Lá vai um pequenino de pés no chão. Lá está uma mulher junto ao fogão, não tem braseiro, nem botijão. Não há na panela nem arroz, nem feijão, e não se vê sobre a mesa sequer um pedaço de pão…
Lá vai um homem fazer roçados, pisar sobre escombros, restos de bombas, garimpar trabalhos descontinuados ou um prato servido de qualquer cozido – alimentos, talvez contaminados. Os braços magros, a tez suada, o olhar reticente… A voz sufocada escondida entre dentes para não revelar o grito de dor dos abandonados e/ou mutilados.
Quem os ouvirá em um mundo onde espaço para o diálogo não há?

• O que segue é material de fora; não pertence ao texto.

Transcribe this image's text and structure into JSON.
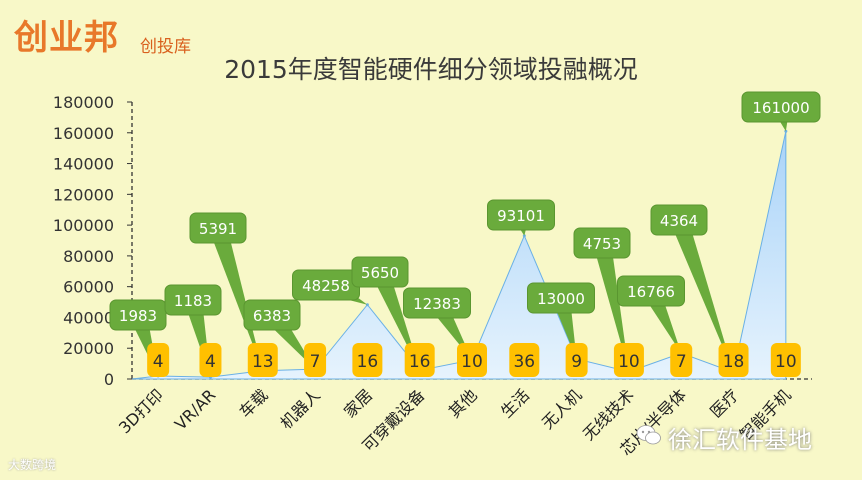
{
  "header": {
    "logo_text": "创业邦",
    "logo_sub": "创投库"
  },
  "watermark_left": "大数跨境",
  "watermark_right": "徐汇软件基地",
  "chart_data": {
    "type": "area",
    "title": "2015年度智能硬件细分领域投融概况",
    "categories": [
      "3D打印",
      "VR/AR",
      "车载",
      "机器人",
      "家居",
      "可穿戴设备",
      "其他",
      "生活",
      "无人机",
      "无线技术",
      "芯片/半导体",
      "医疗",
      "智能手机"
    ],
    "series": [
      {
        "values": [
          1983,
          1183,
          5391,
          6383,
          48258,
          5650,
          12383,
          93101,
          13000,
          4753,
          16766,
          4364,
          161000
        ]
      },
      {
        "values": [
          4,
          4,
          13,
          7,
          16,
          16,
          10,
          36,
          9,
          10,
          7,
          18,
          10
        ]
      }
    ],
    "callout_labels": [
      "1983",
      "1183",
      "5391",
      "6383",
      "48258",
      "5650",
      "12383",
      "93101",
      "13000",
      "4753",
      "16766",
      "4364",
      "161000"
    ],
    "ylim": [
      0,
      180000
    ],
    "yticks": [
      0,
      20000,
      40000,
      60000,
      80000,
      100000,
      120000,
      140000,
      160000,
      180000
    ],
    "colors": {
      "area_top": "#b7dafb",
      "area_bottom": "#e3f2fd",
      "area_line": "#6ab0e6",
      "callout": "#6aab3c",
      "badge": "#ffc000"
    }
  }
}
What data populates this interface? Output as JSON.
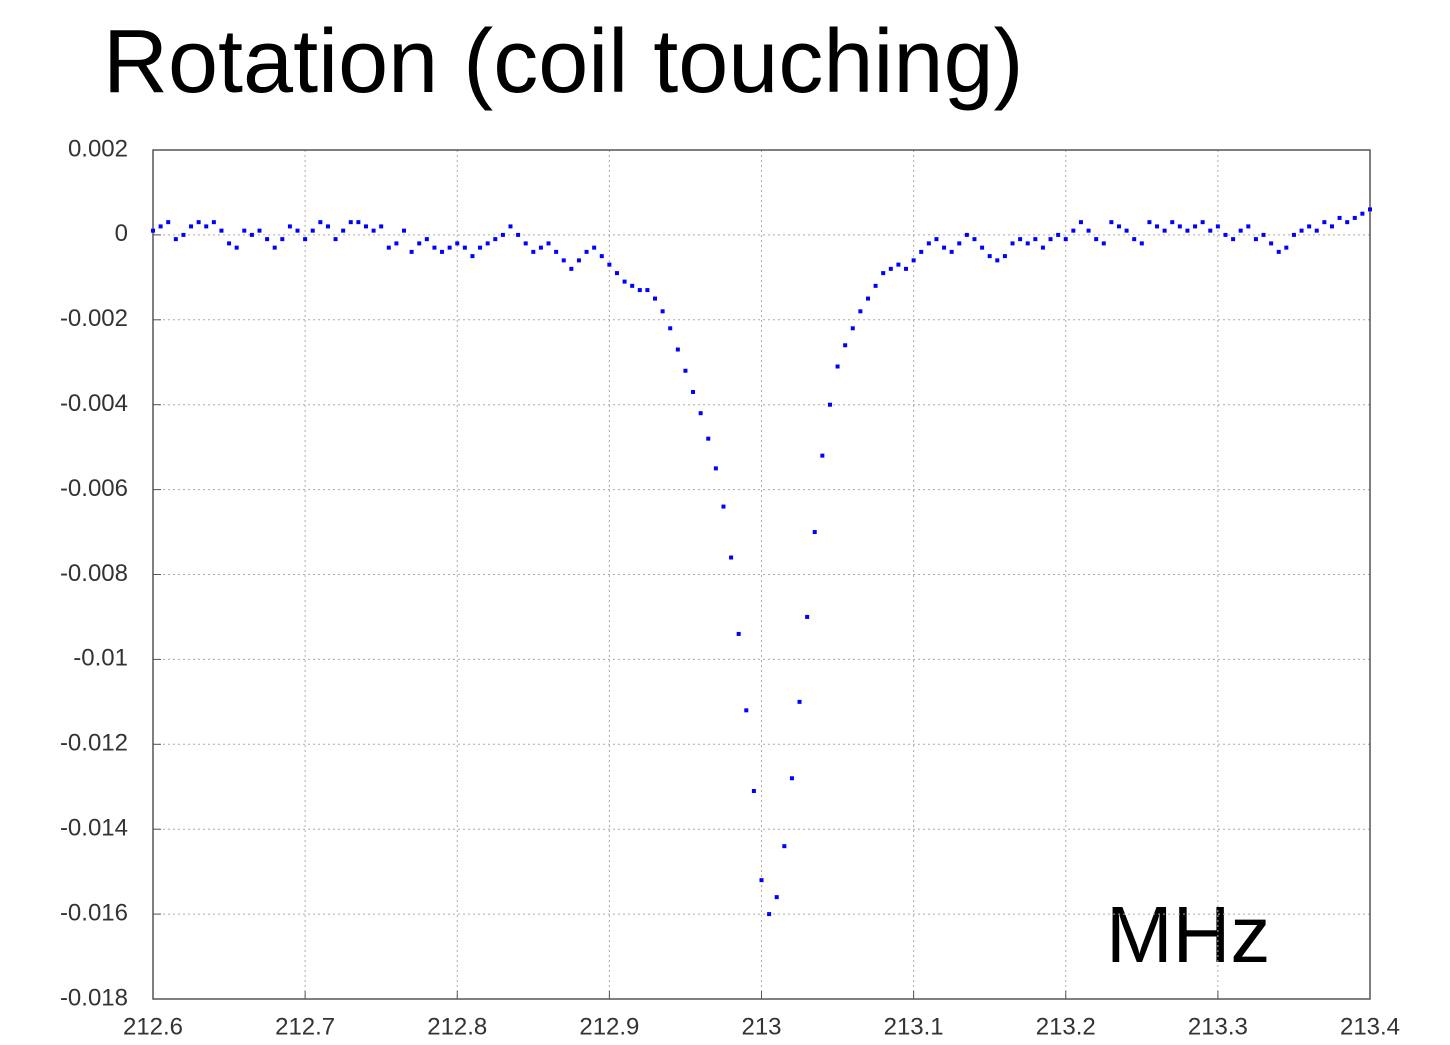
{
  "chart_data": {
    "type": "scatter",
    "title": "Rotation (coil touching)",
    "annotation": "MHz",
    "color": "#0000ff",
    "grid": true,
    "xlim": [
      212.6,
      213.4
    ],
    "xticks": [
      212.6,
      212.7,
      212.8,
      212.9,
      213,
      213.1,
      213.2,
      213.3,
      213.4
    ],
    "ylim": [
      -0.018,
      0.002
    ],
    "yticks": [
      0.002,
      0,
      -0.002,
      -0.004,
      -0.006,
      -0.008,
      -0.01,
      -0.012,
      -0.014,
      -0.016,
      -0.018
    ],
    "x": [
      212.6,
      212.605,
      212.61,
      212.615,
      212.62,
      212.625,
      212.63,
      212.635,
      212.64,
      212.645,
      212.65,
      212.655,
      212.66,
      212.665,
      212.67,
      212.675,
      212.68,
      212.685,
      212.69,
      212.695,
      212.7,
      212.705,
      212.71,
      212.715,
      212.72,
      212.725,
      212.73,
      212.735,
      212.74,
      212.745,
      212.75,
      212.755,
      212.76,
      212.765,
      212.77,
      212.775,
      212.78,
      212.785,
      212.79,
      212.795,
      212.8,
      212.805,
      212.81,
      212.815,
      212.82,
      212.825,
      212.83,
      212.835,
      212.84,
      212.845,
      212.85,
      212.855,
      212.86,
      212.865,
      212.87,
      212.875,
      212.88,
      212.885,
      212.89,
      212.895,
      212.9,
      212.905,
      212.91,
      212.915,
      212.92,
      212.925,
      212.93,
      212.935,
      212.94,
      212.945,
      212.95,
      212.955,
      212.96,
      212.965,
      212.97,
      212.975,
      212.98,
      212.985,
      212.99,
      212.995,
      213,
      213.005,
      213.01,
      213.015,
      213.02,
      213.025,
      213.03,
      213.035,
      213.04,
      213.045,
      213.05,
      213.055,
      213.06,
      213.065,
      213.07,
      213.075,
      213.08,
      213.085,
      213.09,
      213.095,
      213.1,
      213.105,
      213.11,
      213.115,
      213.12,
      213.125,
      213.13,
      213.135,
      213.14,
      213.145,
      213.15,
      213.155,
      213.16,
      213.165,
      213.17,
      213.175,
      213.18,
      213.185,
      213.19,
      213.195,
      213.2,
      213.205,
      213.21,
      213.215,
      213.22,
      213.225,
      213.23,
      213.235,
      213.24,
      213.245,
      213.25,
      213.255,
      213.26,
      213.265,
      213.27,
      213.275,
      213.28,
      213.285,
      213.29,
      213.295,
      213.3,
      213.305,
      213.31,
      213.315,
      213.32,
      213.325,
      213.33,
      213.335,
      213.34,
      213.345,
      213.35,
      213.355,
      213.36,
      213.365,
      213.37,
      213.375,
      213.38,
      213.385,
      213.39,
      213.395,
      213.4
    ],
    "values": [
      0.0001,
      0.0002,
      0.0003,
      -0.0001,
      0,
      0.0002,
      0.0003,
      0.0002,
      0.0003,
      0.0001,
      -0.0002,
      -0.0003,
      0.0001,
      0,
      0.0001,
      -0.0001,
      -0.0003,
      -0.0001,
      0.0002,
      0.0001,
      -0.0001,
      0.0001,
      0.0003,
      0.0002,
      -0.0001,
      0.0001,
      0.0003,
      0.0003,
      0.0002,
      0.0001,
      0.0002,
      -0.0003,
      -0.0002,
      0.0001,
      -0.0004,
      -0.0002,
      -0.0001,
      -0.0003,
      -0.0004,
      -0.0003,
      -0.0002,
      -0.0003,
      -0.0005,
      -0.0003,
      -0.0002,
      -0.0001,
      0,
      0.0002,
      0,
      -0.0002,
      -0.0004,
      -0.0003,
      -0.0002,
      -0.0004,
      -0.0006,
      -0.0008,
      -0.0006,
      -0.0004,
      -0.0003,
      -0.0005,
      -0.0007,
      -0.0009,
      -0.0011,
      -0.0012,
      -0.0013,
      -0.0013,
      -0.0015,
      -0.0018,
      -0.0022,
      -0.0027,
      -0.0032,
      -0.0037,
      -0.0042,
      -0.0048,
      -0.0055,
      -0.0064,
      -0.0076,
      -0.0094,
      -0.0112,
      -0.0131,
      -0.0152,
      -0.016,
      -0.0156,
      -0.0144,
      -0.0128,
      -0.011,
      -0.009,
      -0.007,
      -0.0052,
      -0.004,
      -0.0031,
      -0.0026,
      -0.0022,
      -0.0018,
      -0.0015,
      -0.0012,
      -0.0009,
      -0.0008,
      -0.0007,
      -0.0008,
      -0.0006,
      -0.0004,
      -0.0002,
      -0.0001,
      -0.0003,
      -0.0004,
      -0.0002,
      0,
      -0.0001,
      -0.0003,
      -0.0005,
      -0.0006,
      -0.0005,
      -0.0002,
      -0.0001,
      -0.0002,
      -0.0001,
      -0.0003,
      -0.0001,
      0,
      -0.0001,
      0.0001,
      0.0003,
      0.0001,
      -0.0001,
      -0.0002,
      0.0003,
      0.0002,
      0.0001,
      -0.0001,
      -0.0002,
      0.0003,
      0.0002,
      0.0001,
      0.0003,
      0.0002,
      0.0001,
      0.0002,
      0.0003,
      0.0001,
      0.0002,
      0,
      -0.0001,
      0.0001,
      0.0002,
      -0.0001,
      0,
      -0.0002,
      -0.0004,
      -0.0003,
      0,
      0.0001,
      0.0002,
      0.0001,
      0.0003,
      0.0002,
      0.0004,
      0.0003,
      0.0004,
      0.0005,
      0.0006
    ]
  }
}
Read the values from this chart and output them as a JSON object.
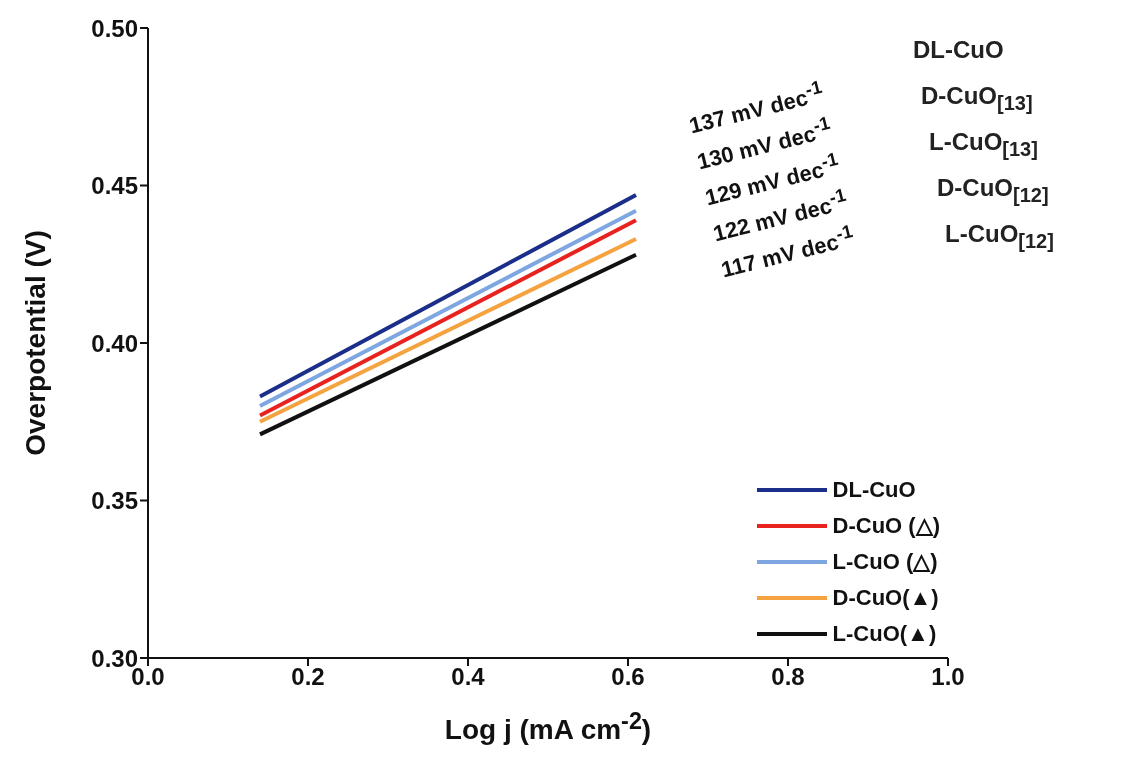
{
  "chart_data": {
    "type": "line",
    "xlabel": "Log j (mA cm$^{-2}$)",
    "ylabel": "Overpotential (V)",
    "x": [
      0.14,
      0.61
    ],
    "series": [
      {
        "name": "DL-CuO",
        "color": "#1a2e8a",
        "values": [
          0.383,
          0.447
        ]
      },
      {
        "name": "D-CuO (△)",
        "color": "#e8231f",
        "values": [
          0.377,
          0.439
        ]
      },
      {
        "name": "L-CuO (△)",
        "color": "#7ea6e0",
        "values": [
          0.38,
          0.442
        ]
      },
      {
        "name": "D-CuO(▲)",
        "color": "#f5a340",
        "values": [
          0.375,
          0.433
        ]
      },
      {
        "name": "L-CuO(▲)",
        "color": "#111111",
        "values": [
          0.371,
          0.428
        ]
      }
    ],
    "xlim": [
      0,
      1.0
    ],
    "xticks": [
      {
        "value": 0,
        "label": "0.0"
      },
      0.2,
      0.4,
      0.6,
      0.8,
      {
        "value": 1,
        "label": "1.0"
      }
    ],
    "ylim": [
      0.3,
      0.5
    ],
    "yticks": [
      {
        "value": 0.3,
        "label": "0.30"
      },
      0.35,
      {
        "value": 0.4,
        "label": "0.40"
      },
      0.45,
      {
        "value": 0.5,
        "label": "0.50"
      }
    ],
    "legend": "bottom right",
    "marker": "none",
    "line_style": "solid",
    "grid": false,
    "annotations": [
      "137 mV dec$^{-1}$",
      "130 mV dec$^{-1}$",
      "129 mV dec$^{-1}$",
      "122 mV dec$^{-1}$",
      "117 mV dec$^{-1}$",
      "DL-CuO",
      "D-CuO$_{[13]}$",
      "L-CuO$_{[13]}$",
      "D-CuO$_{[12]}$",
      "L-CuO$_{[12]}$"
    ]
  }
}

Quem os ouvirá onde os estrondos de bombas fazem a euforia dos criadores dos jogos de guerra abastecidos com almas vivas para exterminar?
Falar em paz em meio às distopias do empoderamento por guerras é abominável para os arautos dos impérios de maldades.
Irás me dizer: mas tu estás a falar.
Quem irá me ouvir, quem te ouvirá, quem nos ouvirá – a nós amantes da paz?
Muitos já falaram e foram por tal feito até difamados, tiveram suas falas distorcidas, e tantos outros se calaram. Em contrapartida outros eram ilusionistas, oportunistas a espalhar intenções que jamais serão cumpridas.
Faz séculos, milênios ou bilhões de milênios que a humanidade assim se desencaminha em meio a dor e a agonia da luta do mais forte aniquilando ao mais fraco para depois aquele cair e ver desmoronar suas conquistas como castelos de arreia emblemáticos: cidades perdidas, civilizações encobertas pelas areias dos desertos, fantasmas de outrora sem glórias.
Absorta na imensidão da indignação diante de espetáculo repetitivo e cada vez mais embrutecido busco socorro na História, nas Ciências e nas Artes. Ouço de todas a conclusão objetiva – é necessário o diálogo, ouvir a si e ao outro. É este o primeiro passo para o abraço, o fraterno abraço do saudável convívio.
Esta reflexão de sim e de não – utopia e distopia – que ora faço, dela em reverso, encontro ecos nos versos de Olavo Bilac: “Há quem me julgue perdido, porque ando a ouvir estrelas. Só quem ama tem ouvido para ouvi-las e entendê-las.”